Commentary & Analysis
Freight: Additional Profit Opportunities
By John G. Braceland
Published: February 23, 2010
Most companies do a reasonably good job controlling costs in the outbound freight area. This responsibility usually rests in the shipping department, where shippers take pride in getting the lowest price. However, there are ways to lower your freight costs which may be overlooked.
Consolidate Your Carriers – If you run a report from your MIS system on your freight expenditures you might be surprised how many carriers are listed, sometimes 50 to 100. By consolidating the number of carriers you may increase your profit margin. One approach is to look at your freight by zones and types of shipments and ask a number of carriers to bid on this business. Bring in a few of your carriers and talk to them about what you want to do. Now is a good time to do this as freight carriers are looking for additional business. When you greatly increase the amount of business per carrier you can generally lower your overall cost.
One of the challenges in doing this is comparing prices. Because carriers no longer work off a common tariff rate, a 50% discount from one carrier may not be equivalent to a 50% discount from another carrier. Carriers can provide you with a rate disc for you to use as a comparison.
Another method is to subscribe to a CzarLite rate base from SMC3. This is a standard rate base that you can use for an apples-to-apples comparison. Make sure to specify the year for the CzarLite rate base.
You can also contact a third party logistics (3PL) company to look at your shipping costs. 3PL’s do not own any trucks. They negotiate low rates with carriers and work to build volume. These programs work well for shipments out of your local area. 3PL’s sometimes have warehousing and fulfillment services as well.
Charging for Freight – Policies vary greatly on how to charge freight to your customers. Some companies feel it is unethical to mark up freight and instead use it as a pass through cost. Most companies charge some premium over their cost for freight. Just as many companies do not give away all of their discounts on materials, most companies do not give up their entire discount on freight. If you are receiving a 75% freight discount you could charge for a 25% to 50% discount. This can be done at the estimating stage with a freight disc from your carrier. For large shipments you can make exceptions at the estimating stage to be more competitive.
The same is true for small package shipments for proofs or samples. Do you give your entire discount back to your customer – or a portion of it?
Ancillary Charges – This area is becoming a larger and larger portion of the freight bill and is charged on a per item basis. If you have many inside deliveries, deliveries that require notification, delivery confirmation, etc. the ancillary costs can be as high as the freight charge. This is an item that can be negotiated with the freight carrier, especially if you are consolidating your carriers. Getting those charges on your customer’s bill is another challenge. Some times these changes happen just before shipment and are not part of the estimate. Make sure you have a procedure for getting these charges back to your customer’s invoice.

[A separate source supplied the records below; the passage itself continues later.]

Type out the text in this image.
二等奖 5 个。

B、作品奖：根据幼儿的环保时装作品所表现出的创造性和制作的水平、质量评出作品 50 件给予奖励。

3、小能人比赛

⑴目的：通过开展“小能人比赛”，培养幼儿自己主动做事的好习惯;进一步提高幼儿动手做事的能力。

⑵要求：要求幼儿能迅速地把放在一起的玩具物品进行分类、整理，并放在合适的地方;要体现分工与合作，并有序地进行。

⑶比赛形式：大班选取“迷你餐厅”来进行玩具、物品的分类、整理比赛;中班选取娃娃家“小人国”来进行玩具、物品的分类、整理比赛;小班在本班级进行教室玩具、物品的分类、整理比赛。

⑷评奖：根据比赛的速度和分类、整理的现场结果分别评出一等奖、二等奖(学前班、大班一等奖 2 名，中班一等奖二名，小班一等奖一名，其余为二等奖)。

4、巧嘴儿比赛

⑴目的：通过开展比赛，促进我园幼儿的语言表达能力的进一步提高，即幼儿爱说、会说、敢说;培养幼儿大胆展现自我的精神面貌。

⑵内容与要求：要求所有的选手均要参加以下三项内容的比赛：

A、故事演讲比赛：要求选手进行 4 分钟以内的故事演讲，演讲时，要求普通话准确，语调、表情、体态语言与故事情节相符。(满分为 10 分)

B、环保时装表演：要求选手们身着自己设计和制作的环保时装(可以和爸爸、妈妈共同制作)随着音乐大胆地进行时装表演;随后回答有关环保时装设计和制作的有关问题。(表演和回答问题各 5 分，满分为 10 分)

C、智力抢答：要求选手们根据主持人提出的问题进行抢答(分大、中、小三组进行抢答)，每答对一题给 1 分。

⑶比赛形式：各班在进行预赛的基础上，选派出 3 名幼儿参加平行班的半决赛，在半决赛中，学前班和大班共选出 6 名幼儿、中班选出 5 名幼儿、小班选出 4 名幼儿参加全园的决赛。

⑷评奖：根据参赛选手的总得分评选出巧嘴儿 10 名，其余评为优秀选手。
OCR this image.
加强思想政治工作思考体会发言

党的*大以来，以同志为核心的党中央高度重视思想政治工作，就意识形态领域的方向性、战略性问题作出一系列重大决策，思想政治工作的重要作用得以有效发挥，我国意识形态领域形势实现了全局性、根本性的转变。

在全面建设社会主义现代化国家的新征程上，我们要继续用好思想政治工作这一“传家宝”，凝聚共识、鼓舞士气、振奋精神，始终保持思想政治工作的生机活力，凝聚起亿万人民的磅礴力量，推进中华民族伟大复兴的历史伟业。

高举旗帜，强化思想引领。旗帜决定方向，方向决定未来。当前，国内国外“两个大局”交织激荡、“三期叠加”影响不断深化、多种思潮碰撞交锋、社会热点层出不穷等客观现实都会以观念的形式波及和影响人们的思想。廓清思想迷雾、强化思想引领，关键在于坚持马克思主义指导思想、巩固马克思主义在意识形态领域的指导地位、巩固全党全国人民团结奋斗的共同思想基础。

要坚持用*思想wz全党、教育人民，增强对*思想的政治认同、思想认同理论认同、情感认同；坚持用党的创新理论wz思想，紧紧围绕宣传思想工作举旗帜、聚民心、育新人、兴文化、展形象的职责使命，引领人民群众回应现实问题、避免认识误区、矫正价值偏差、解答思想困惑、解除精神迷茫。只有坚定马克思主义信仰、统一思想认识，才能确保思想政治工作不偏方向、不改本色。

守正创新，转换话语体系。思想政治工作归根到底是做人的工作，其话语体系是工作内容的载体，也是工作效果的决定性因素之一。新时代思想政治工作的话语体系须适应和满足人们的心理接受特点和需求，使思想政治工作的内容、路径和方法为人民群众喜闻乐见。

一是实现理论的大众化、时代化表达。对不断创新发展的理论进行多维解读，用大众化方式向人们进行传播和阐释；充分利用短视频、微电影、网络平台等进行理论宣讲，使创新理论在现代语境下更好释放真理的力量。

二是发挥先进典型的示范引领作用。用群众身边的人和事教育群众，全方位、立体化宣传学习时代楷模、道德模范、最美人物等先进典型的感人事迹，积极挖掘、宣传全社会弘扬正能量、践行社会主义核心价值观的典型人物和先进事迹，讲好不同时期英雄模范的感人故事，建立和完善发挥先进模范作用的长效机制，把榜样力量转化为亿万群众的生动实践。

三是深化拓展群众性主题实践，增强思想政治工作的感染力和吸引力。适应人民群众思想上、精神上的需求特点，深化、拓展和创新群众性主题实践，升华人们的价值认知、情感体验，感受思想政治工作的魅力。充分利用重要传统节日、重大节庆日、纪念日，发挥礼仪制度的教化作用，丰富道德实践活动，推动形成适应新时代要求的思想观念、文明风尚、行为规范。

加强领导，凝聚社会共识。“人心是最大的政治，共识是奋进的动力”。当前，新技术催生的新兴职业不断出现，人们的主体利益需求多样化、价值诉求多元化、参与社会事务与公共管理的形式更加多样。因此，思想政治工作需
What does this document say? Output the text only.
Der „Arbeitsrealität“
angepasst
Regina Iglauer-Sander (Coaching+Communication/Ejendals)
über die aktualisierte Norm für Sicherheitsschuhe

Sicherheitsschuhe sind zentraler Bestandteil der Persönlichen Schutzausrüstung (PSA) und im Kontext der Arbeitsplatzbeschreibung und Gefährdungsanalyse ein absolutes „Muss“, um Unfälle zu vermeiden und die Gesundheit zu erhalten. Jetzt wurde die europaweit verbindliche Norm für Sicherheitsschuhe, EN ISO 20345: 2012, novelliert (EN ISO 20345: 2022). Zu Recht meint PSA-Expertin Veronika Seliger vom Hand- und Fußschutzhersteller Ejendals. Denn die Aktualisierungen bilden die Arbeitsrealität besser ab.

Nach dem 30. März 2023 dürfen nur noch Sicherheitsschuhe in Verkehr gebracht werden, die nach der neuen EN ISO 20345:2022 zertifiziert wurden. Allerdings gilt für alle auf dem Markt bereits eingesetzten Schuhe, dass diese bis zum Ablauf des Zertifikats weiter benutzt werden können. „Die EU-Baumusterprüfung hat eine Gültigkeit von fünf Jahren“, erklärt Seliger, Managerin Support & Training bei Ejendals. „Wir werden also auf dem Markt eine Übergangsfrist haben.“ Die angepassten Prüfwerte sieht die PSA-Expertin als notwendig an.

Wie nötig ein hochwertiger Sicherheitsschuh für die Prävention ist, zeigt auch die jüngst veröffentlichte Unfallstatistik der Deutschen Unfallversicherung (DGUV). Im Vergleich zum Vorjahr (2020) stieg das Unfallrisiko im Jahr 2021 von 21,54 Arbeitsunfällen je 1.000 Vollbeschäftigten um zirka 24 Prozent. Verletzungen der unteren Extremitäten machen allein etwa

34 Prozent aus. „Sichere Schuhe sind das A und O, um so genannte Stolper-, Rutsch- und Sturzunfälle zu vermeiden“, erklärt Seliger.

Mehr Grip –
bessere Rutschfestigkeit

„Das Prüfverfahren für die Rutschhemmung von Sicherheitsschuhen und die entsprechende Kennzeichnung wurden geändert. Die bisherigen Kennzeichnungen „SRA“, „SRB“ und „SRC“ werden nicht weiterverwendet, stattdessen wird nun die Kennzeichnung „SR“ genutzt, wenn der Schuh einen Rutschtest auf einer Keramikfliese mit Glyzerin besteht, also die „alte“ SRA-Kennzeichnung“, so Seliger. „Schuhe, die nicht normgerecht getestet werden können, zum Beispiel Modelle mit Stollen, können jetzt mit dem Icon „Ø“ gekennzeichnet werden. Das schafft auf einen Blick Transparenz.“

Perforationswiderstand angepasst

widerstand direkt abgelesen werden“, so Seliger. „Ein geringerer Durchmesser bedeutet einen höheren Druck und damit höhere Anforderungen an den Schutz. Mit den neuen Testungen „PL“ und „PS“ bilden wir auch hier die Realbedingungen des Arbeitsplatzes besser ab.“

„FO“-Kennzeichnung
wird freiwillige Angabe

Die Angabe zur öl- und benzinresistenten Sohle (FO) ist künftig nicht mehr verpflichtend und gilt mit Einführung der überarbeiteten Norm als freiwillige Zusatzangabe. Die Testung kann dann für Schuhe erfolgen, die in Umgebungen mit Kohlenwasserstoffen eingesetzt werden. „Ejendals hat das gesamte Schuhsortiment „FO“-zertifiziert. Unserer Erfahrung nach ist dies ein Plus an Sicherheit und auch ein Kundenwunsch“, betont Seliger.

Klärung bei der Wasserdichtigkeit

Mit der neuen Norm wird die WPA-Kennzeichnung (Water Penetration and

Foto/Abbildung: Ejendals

Rush Shipments – Companies sometimes use rush deliveries to bail out production in order to get a job delivered on time. Rush shipments can sometimes cost two to three time the price of a normal delivery. Many times these additional charges cannot be charged back to the customer. If rush deliveries are a way of life, it may be time to review why.
Freight Bill Audits – When your shipper contracts a certain price for delivery, how are you sure the bill you receive from the freight company matches your quoted price? Normally, the bill goes to accounting, which may not have the information on the quoted costs. Ancillary charges may have been added that were not quoted, which is another reason to contract ahead of time at agreed upon rates with fewer carriers. Companies specializing in freight bill auditing make sure you are being charged at the right class and rate. Establish procedures in your company to close the loop.
Incoming Freight – This is probably the single biggest area of opportunity for printers. In some industries incoming freight is managed tighter than outgoing freight. In the printing industry it is usually not even considered. When your vendors charge you freight at what rate are you being charged? How many small package shipments do you receive a day in which the vendor is charging you whatever rate they choose? Some companies do not want to be responsible for managing this area and want to leave it up to the vendor. It does take some time and effort to control. However, once you begin it becomes easier.
Start with simple areas such as small package. You probably have discounted rates from UPS or Fed Ex that you use for shipment. Make sure your vendors use your rate with your third party billing number. You then win in two ways. First, you’ll usually get a lower upfront rate. Second, the increase in overall volume of shipment on your small package account can be used to negotiate lower rates in the future.
The same can be done with incoming material shipments. Ask for freight costs to be broken out of your bill. Start doing freight comparisons with a few of your vendors. Look for the biggest opportunities. Again you win two ways; you can lower your upfront freight and increase your overall freight volume to ask for larger discounts. Incoming freight can be larger that outgoing freight. Looking for ways to better manage this cost can pay dividends.